When we meet her, Ksenia Mironova (“Ksyusha” in the film) is a 23-year-old reporter at TV Rain and at the center of a group of young journalists. She works for several shows, including a feminist show called Women on Top. Her fiancé Ivan Safronov has been jailed on charges of “treason.” He’s been awaiting trial over a year, and the government still has provided no information about the charges. Other journalists constantly mention Ivan Safronov, worrying it could happen to them, which is exactly the point. He will eventually be sentenced to 22 years in prison.
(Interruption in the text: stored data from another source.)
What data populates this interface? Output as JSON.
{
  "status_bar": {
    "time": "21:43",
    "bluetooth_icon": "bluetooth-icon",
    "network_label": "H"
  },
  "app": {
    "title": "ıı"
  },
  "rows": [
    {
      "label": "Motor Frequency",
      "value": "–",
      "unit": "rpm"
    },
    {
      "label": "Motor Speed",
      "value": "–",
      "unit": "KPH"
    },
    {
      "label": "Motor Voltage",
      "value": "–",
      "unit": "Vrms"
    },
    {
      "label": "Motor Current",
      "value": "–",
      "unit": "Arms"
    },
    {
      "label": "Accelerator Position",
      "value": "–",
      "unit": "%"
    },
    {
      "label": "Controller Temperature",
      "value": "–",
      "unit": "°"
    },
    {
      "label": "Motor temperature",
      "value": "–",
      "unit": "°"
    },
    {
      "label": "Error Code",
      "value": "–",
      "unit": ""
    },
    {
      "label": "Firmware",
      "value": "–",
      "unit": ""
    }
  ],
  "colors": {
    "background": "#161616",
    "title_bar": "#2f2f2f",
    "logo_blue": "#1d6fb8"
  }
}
Liesl Gerntholtz is the managing director of the PEN/Barbey Freedom to Write Center at PEN America. She is a South African human rights lawyer who spent the early part of her career working for the South African Human Rights Commission and the Commission on Gender Equality in post-apartheid South Africa. She was the head of the HIV Litigation Unit of the AIDS Law Project and the Director of the Tshwaranang Legal Advocacy Centre. In those capacities, she led high impact, strategic litigation to advance the human rights of people living with HIV and women affected by violence. She has lived in the US since 2008, but remains committed to her South African roots, serving on the boards of several South African human rights organisations. Between 2008 and 2020, Liesl worked for Human Rights Watch in different capacities. She was the executive director of the Women’s Rights Division for nearly ten years, overseeing research and advocacy that responded to the most critical women’s rights issues in Africa, Asia, Latin America, Europe and the US. She was also the Interim Deputy Executive Director for Programme, responsible for overall vision, strategy and leadership of 200 global staff working across sixteen divisions on a diverse set of human rights issues, and she also helmed the Africa Division for a year, leading the search for a new director. Most recently, she was the Chief Programme Officer for The Little Market where she led work to support opportunities for women from under-served communities to access dignified work. Liesl holds a BA (LLB) from the University of the Witwatersrand in Johannesburg, South Africa.
Alison Willmore is a film critic at Vulture and New York Magazine. In past lives, she has been a culture writer at BuzzFeed News and the TV editor at IndieWire, and with Matt Singer hosted the Filmspotting: SVU podcast. She lives in Brooklyn with her dog, Sammo, who also has strong opinions about cinema, but prefers to keep them to himself.